By app creep, I mean the collecting (and then forgetting) of software programs. It isn’t new. But on mobile phones, the less popular apps are more visible, even a nuisance –- you frequently flip past pages of them searching for the one you need. It’s less of a problem on laptops and desktops, in part, because of the centrality of the web browsers on those devices. On a smartphone, I use a browser well less than a quarter of the time. But sooner than later, that will change, because as more and more companies offer services on the mobile web, the mobile browser will play a bigger role. Thanks to the advent of HTML5, browsers and apps will learn to live with each other.
In the meantime, while there may be 200,000 apps for the iPhone and 50,000 for Android phones, but iPhone users have on average just 37 apps installed and Android owners, 22, according to the latest figures from Nielsen. Of course, not all apps connect users to the web, but many of those that don’t contain content that can easily be found online.
Eventually, a spot on the home screens of smartphones will become like beachfront property in Monte Carlo –- highly coveted real estate. Most non-elite developers will find it easier to reach a mobile audience through the browser. But for now, the lion’s share of them are ignoring the browser in favor of native apps, which -– unless they’re a featured or best-selling app in an app store -– often languish in obscurity.
And yet, as Kevin Tofel pointed out a few months ago, mobile apps “are bite-sized, functional chunks of the mobile web” that work so well he has “yet to find a mobile web experience exceeding that of a mobile application.”
It’s helping that, increasingly, mobile browsers are growing more sophisticated. When Apple launched the iPhone, they were still relatively primitive –- merely desktop browsers writ small. But recently HTML5 has been changing that, allowing for some key features commonly found in native apps, such as geolocation APIs, offline storage and more.

Still, HTML5 won’t be fully ratified as a standard by the World Wide Web Consortium until later this year at the earliest. And in the meantime, mobile browsers are incrementally rolling out HTML5 feature compatibility. Visiting html5test.com on a iPhone Safari browser rates it 125 out of 300, on an Android 2.2 (Froyo), 176 and Opera Mini, just 22 (although Opera plans to change this in coming months).

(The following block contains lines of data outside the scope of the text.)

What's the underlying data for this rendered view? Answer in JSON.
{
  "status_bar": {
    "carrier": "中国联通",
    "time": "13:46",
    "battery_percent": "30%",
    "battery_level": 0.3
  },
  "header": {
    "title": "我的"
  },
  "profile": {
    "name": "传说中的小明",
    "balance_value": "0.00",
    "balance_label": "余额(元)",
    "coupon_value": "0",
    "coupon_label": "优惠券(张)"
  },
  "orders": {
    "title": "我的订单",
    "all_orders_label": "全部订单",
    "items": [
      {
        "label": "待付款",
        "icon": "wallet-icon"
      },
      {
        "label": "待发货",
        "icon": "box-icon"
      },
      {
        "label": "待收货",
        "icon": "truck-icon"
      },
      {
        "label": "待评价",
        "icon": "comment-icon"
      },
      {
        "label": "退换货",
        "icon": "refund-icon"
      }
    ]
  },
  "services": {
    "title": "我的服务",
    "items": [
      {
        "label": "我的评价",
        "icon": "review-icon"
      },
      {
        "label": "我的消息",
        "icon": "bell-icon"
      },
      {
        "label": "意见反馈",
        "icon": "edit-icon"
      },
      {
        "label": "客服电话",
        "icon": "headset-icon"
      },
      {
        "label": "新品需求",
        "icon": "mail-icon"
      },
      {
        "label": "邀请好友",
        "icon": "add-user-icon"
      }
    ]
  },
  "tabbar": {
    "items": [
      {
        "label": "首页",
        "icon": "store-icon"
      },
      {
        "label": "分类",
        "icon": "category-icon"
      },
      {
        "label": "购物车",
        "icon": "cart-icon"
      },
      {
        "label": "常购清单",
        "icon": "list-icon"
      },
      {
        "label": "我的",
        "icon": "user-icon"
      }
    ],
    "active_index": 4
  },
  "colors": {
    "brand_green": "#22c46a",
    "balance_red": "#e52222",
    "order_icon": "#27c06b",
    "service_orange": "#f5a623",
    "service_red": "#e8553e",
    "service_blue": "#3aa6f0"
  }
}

Meanwhile, some companies are starting to tailor web sites for mobile browsers. It took me 25 seconds to type Facebook’s URL into my iPhone’s Safari browser (21 when I used a bookmark). It took me 20 seconds to find the Facebook app and post the same update. I couldn’t post a photo through the browser, and I couldn’t update my profile information. But the basic functions of posting and reading updates are already similar to what the Facebook app provides.
Beyond technology, there is another barrier that mobile browsers will have to overcome: the perception that native apps are the entry point for the web on mobile phones. It’s a message that Apple has driven home relentlessly with its iPhone and iPad TV commercials. But as app creep afflicts those devices and as browser usability improves, consumers may warm up to their browsers more.

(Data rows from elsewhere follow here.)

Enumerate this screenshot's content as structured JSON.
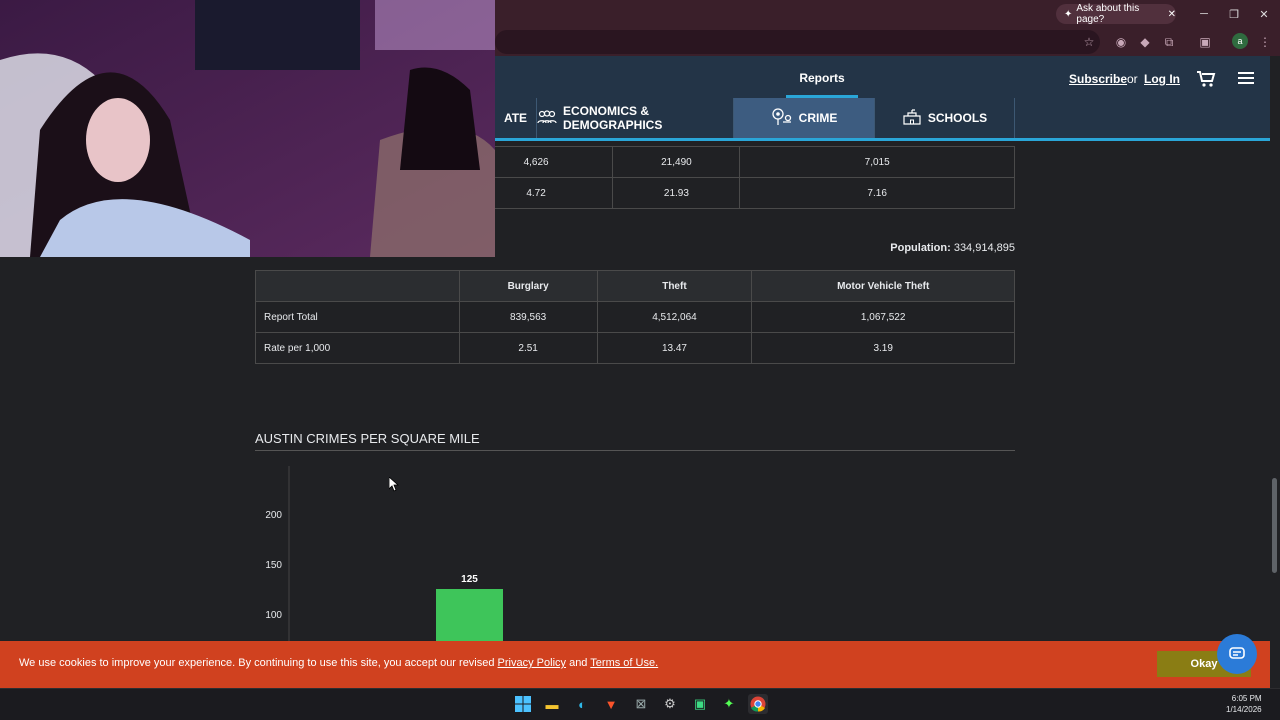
{
  "browser": {
    "ask_label": "Ask about this page?",
    "window_buttons": [
      "─",
      "❐",
      "✕"
    ]
  },
  "site": {
    "nav_reports": "Reports",
    "subscribe": "Subscribe",
    "or": "or",
    "login": "Log In",
    "tabs": [
      {
        "label": "ATE"
      },
      {
        "label": "ECONOMICS & DEMOGRAPHICS"
      },
      {
        "label": "CRIME"
      },
      {
        "label": "SCHOOLS"
      }
    ]
  },
  "table1": {
    "rows": [
      [
        "4,626",
        "21,490",
        "7,015"
      ],
      [
        "4.72",
        "21.93",
        "7.16"
      ]
    ]
  },
  "population": {
    "label": "Population:",
    "value": " 334,914,895"
  },
  "table2": {
    "headers": [
      "",
      "Burglary",
      "Theft",
      "Motor Vehicle Theft"
    ],
    "rows": [
      [
        "Report Total",
        "839,563",
        "4,512,064",
        "1,067,522"
      ],
      [
        "Rate per 1,000",
        "2.51",
        "13.47",
        "3.19"
      ]
    ]
  },
  "chart_title": "AUSTIN CRIMES PER SQUARE MILE",
  "chart_data": {
    "type": "bar",
    "categories": [
      ""
    ],
    "values": [
      125
    ],
    "data_labels": [
      "125"
    ],
    "yticks": [
      100,
      150,
      200
    ],
    "ylim": [
      0,
      230
    ],
    "bar_color": "#3ec55a"
  },
  "cookie": {
    "text_before": "We use cookies to improve your experience. By continuing to use this site, you accept our revised ",
    "privacy": "Privacy Policy",
    "and": " and ",
    "terms": "Terms of Use.",
    "okay": "Okay"
  },
  "clock": {
    "time": "6:05 PM",
    "date": "1/14/2026"
  },
  "colors": {
    "header": "#233447",
    "accent": "#2aa6d8",
    "cookie": "#d0411f"
  }
}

Developers have also gravitated to native apps, partly to follow consumer demand and partly because, as Kevin noted, the experience has so far been superior. But developing web apps for a mobile browser has strong advantages in the long term -– among them, avoiding both the need to write for and support multiple OS platforms and the sometimes onerous approval requirements of app stores.
So contrary to what some are predicting will be a stronger movement toward native apps and a marginalization of the browser in the age of the mobile web, I see something different: an eventual balancing out. Native apps will always be on mobile phones, but as a kind of premier gallery of a person’s most beloved ones. Sooner than later, most companies seeking our attention will do so through a browser.